Earl St Vincent (or Earl of St Vincent) was launched in 1798 at Gatcombe, on the Severn. She initially traded between Bristol and Jamaica. She then made one voyage as an "extra ship", i.e., under voyage charter, for the British East India Company (EIC). On her return she again traded with the West Indies until she was captured in 1806.

==Career==
Earl St Vincent entered Lloyd's Register in 1798 with P. Wade, master and owner, and trade Bristol—Jamaica. She was designed as a fast sailing packet vessel.

Peter Wade acquired a letter of marque. In September 1799 Wade advertised her as sailing from Bristol to Jamaica with himself as master, but then in December advertised her for sale. In January 1800 he advertised her as sailing to Madeira and Jamaica with Robert Williams, master. She then apparently sailed to the West Indies and back to London.

In 1800 the EIC chartered Earl St Vincent for a voyage to India and back. Messrs Princip & Saunders had tendered her to the EIC to bring back rice from Bengal. She was one of 28 vessels that sailed on that mission between December 1800 and February 1801.

Captain Richard Williams sailed from Spithead on 30 December 1800, bound for Bengal. He arrived at Calcutta on 24 May 1801. Homeward bound, she was at Saugor on 8 August, and arrived at the Downs on 26 January 1802.

In 1802 she again sailed to the West Indies and back. In January 1803 Richard Acraman advertised her for sale. Her new owner, R.H. Major, then changed her registry to London as she leaves the Bristol records. Major then sailed between London and the West Indies. He may have sold Earl St Vincent to Hopper and Co., before E. Major & Co. purchased her.

The two sources for the table below (Lloyd's Register and the Register of Shipping) agree in broad outline, but there are discrepancies. The registers published at different times, and are only as accurate as the information owners cared to provide.

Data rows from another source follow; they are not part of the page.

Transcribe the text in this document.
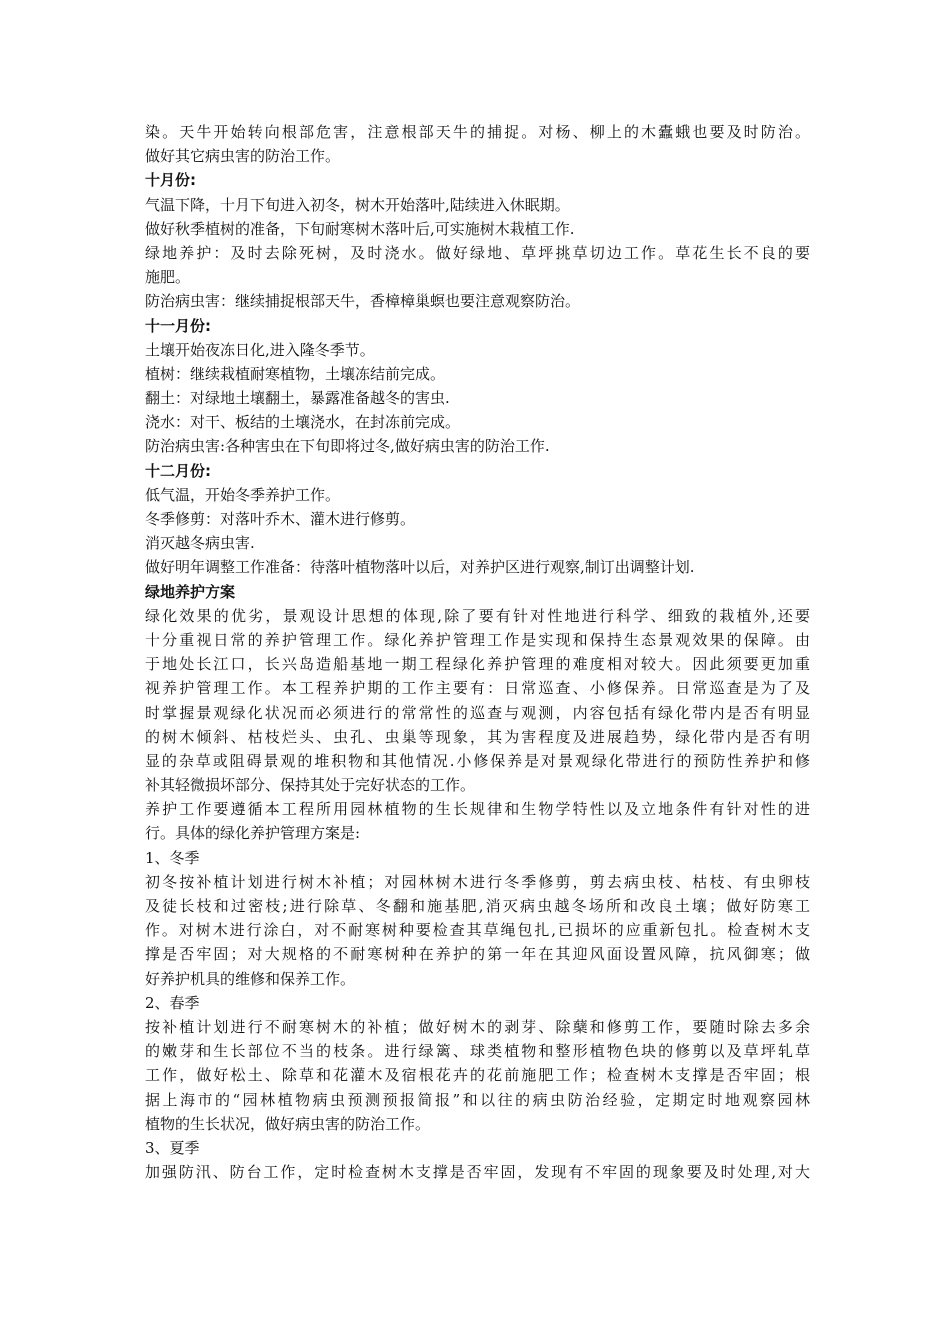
染。天牛开始转向根部危害，注意根部天牛的捕捉。对杨、柳上的木蠹蛾也要及时防治。
做好其它病虫害的防治工作。
十月份:
气温下降，十月下旬进入初冬，树木开始落叶,陆续进入休眠期。
做好秋季植树的准备，下旬耐寒树木落叶后,可实施树木栽植工作.
绿地养护：及时去除死树，及时浇水。做好绿地、草坪挑草切边工作。草花生长不良的要
施肥。
防治病虫害：继续捕捉根部天牛，香樟樟巢螟也要注意观察防治。
十一月份:
土壤开始夜冻日化,进入隆冬季节。
植树：继续栽植耐寒植物，土壤冻结前完成。
翻土：对绿地土壤翻土，暴露准备越冬的害虫.
浇水：对干、板结的土壤浇水，在封冻前完成。
防治病虫害:各种害虫在下旬即将过冬,做好病虫害的防治工作.
十二月份:
低气温，开始冬季养护工作。
冬季修剪：对落叶乔木、灌木进行修剪。
消灭越冬病虫害.
做好明年调整工作准备：待落叶植物落叶以后，对养护区进行观察,制订出调整计划.
绿地养护方案
绿化效果的优劣，景观设计思想的体现,除了要有针对性地进行科学、细致的栽植外,还要
十分重视日常的养护管理工作。绿化养护管理工作是实现和保持生态景观效果的保障。由
于地处长江口，长兴岛造船基地一期工程绿化养护管理的难度相对较大。因此须要更加重
视养护管理工作。本工程养护期的工作主要有：日常巡查、小修保养。日常巡查是为了及
时掌握景观绿化状况而必须进行的常常性的巡查与观测，内容包括有绿化带内是否有明显
的树木倾斜、枯枝烂头、虫孔、虫巢等现象，其为害程度及进展趋势，绿化带内是否有明
显的杂草或阻碍景观的堆积物和其他情况.小修保养是对景观绿化带进行的预防性养护和修
补其轻微损坏部分、保持其处于完好状态的工作。
养护工作要遵循本工程所用园林植物的生长规律和生物学特性以及立地条件有针对性的进
行。具体的绿化养护管理方案是:
1、冬季
初冬按补植计划进行树木补植；对园林树木进行冬季修剪，剪去病虫枝、枯枝、有虫卵枝
及徒长枝和过密枝;进行除草、冬翻和施基肥,消灭病虫越冬场所和改良土壤；做好防寒工
作。对树木进行涂白，对不耐寒树种要检查其草绳包扎,已损坏的应重新包扎。检查树木支
撑是否牢固；对大规格的不耐寒树种在养护的第一年在其迎风面设置风障，抗风御寒；做
好养护机具的维修和保养工作。
2、春季
按补植计划进行不耐寒树木的补植；做好树木的剥芽、除蘖和修剪工作，要随时除去多余
的嫩芽和生长部位不当的枝条。进行绿篱、球类植物和整形植物色块的修剪以及草坪轧草
工作，做好松土、除草和花灌木及宿根花卉的花前施肥工作；检查树木支撑是否牢固；根
据上海市的“园林植物病虫预测预报简报”和以往的病虫防治经验，定期定时地观察园林
植物的生长状况，做好病虫害的防治工作。
3、夏季
加强防汛、防台工作，定时检查树木支撑是否牢固，发现有不牢固的现象要及时处理,对大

| Year | Master | Owner | Trade | Source | Master | Owner | Trade | Source |
|---|---|---|---|---|---|---|---|---|
| 1799 | Williams | P. Wade | Bristol—Jamaica | Lloyd's Register |  |  |  | Register of Shipping Not published yet |
| 1800 | Williams | Wade & Co. | Bristol—Jamaica | Lloyd's Register | Williams | Wade & Co. | Bristol—Jamaica | Register of Shipping |
| 1801 | P. Wade R. Williams | Wade & Co. | Bristol—Jamaica London—India | Lloyd's Register | Williams | Wade & Co. | Bristol—Jamaica | Register of Shipping |
| 1802 | R. Williams | Wade & Co. | London—India London—Honduras | Lloyd's Register | Williams J. Gardner | Wade & Co. | London—India London—Honduras | Register of Shipping |
| 1803 | Williams R.H. Major | Wade & Co. Capt. & Co. | Honduras—Cork London—Honduras | Lloyd's Register |  |  |  | Register of Shipping Not available |
| 1804 | B.B. Major | Hopper & Co. | Cork—London London—St Vincent | Lloyd's Register | E. Major | Capt. & Co. | London—Yucatán London—St Vincent | Register of Shipping |
| 1805 | B.B. Major Robley | Hopper & Co. | London—St Vincent | Lloyd's Register | E. Major | Capt. & Co. | London—St Vincent | Register of Shipping |
| 1806 | J. Robley | Major & Co. | London—St Vincent | Lloyd's Register | E. Major | Capt. & Co. | London—Jamaica | Register of Shipping |
| 1807 | J. Robley | Major & Co. | London—St Vincent | Lloyd's Register |  |  |  | Register of Shipping Not available |

==Fate==
The Morning Chronicle reported that "The Earl St. Vincent, Robley, from Shields to Jamaica, is taken and carried into Rochelle." Both the Register of Shipping (1806) and Lloyd's Register (1807) have the notation "captured" by her name.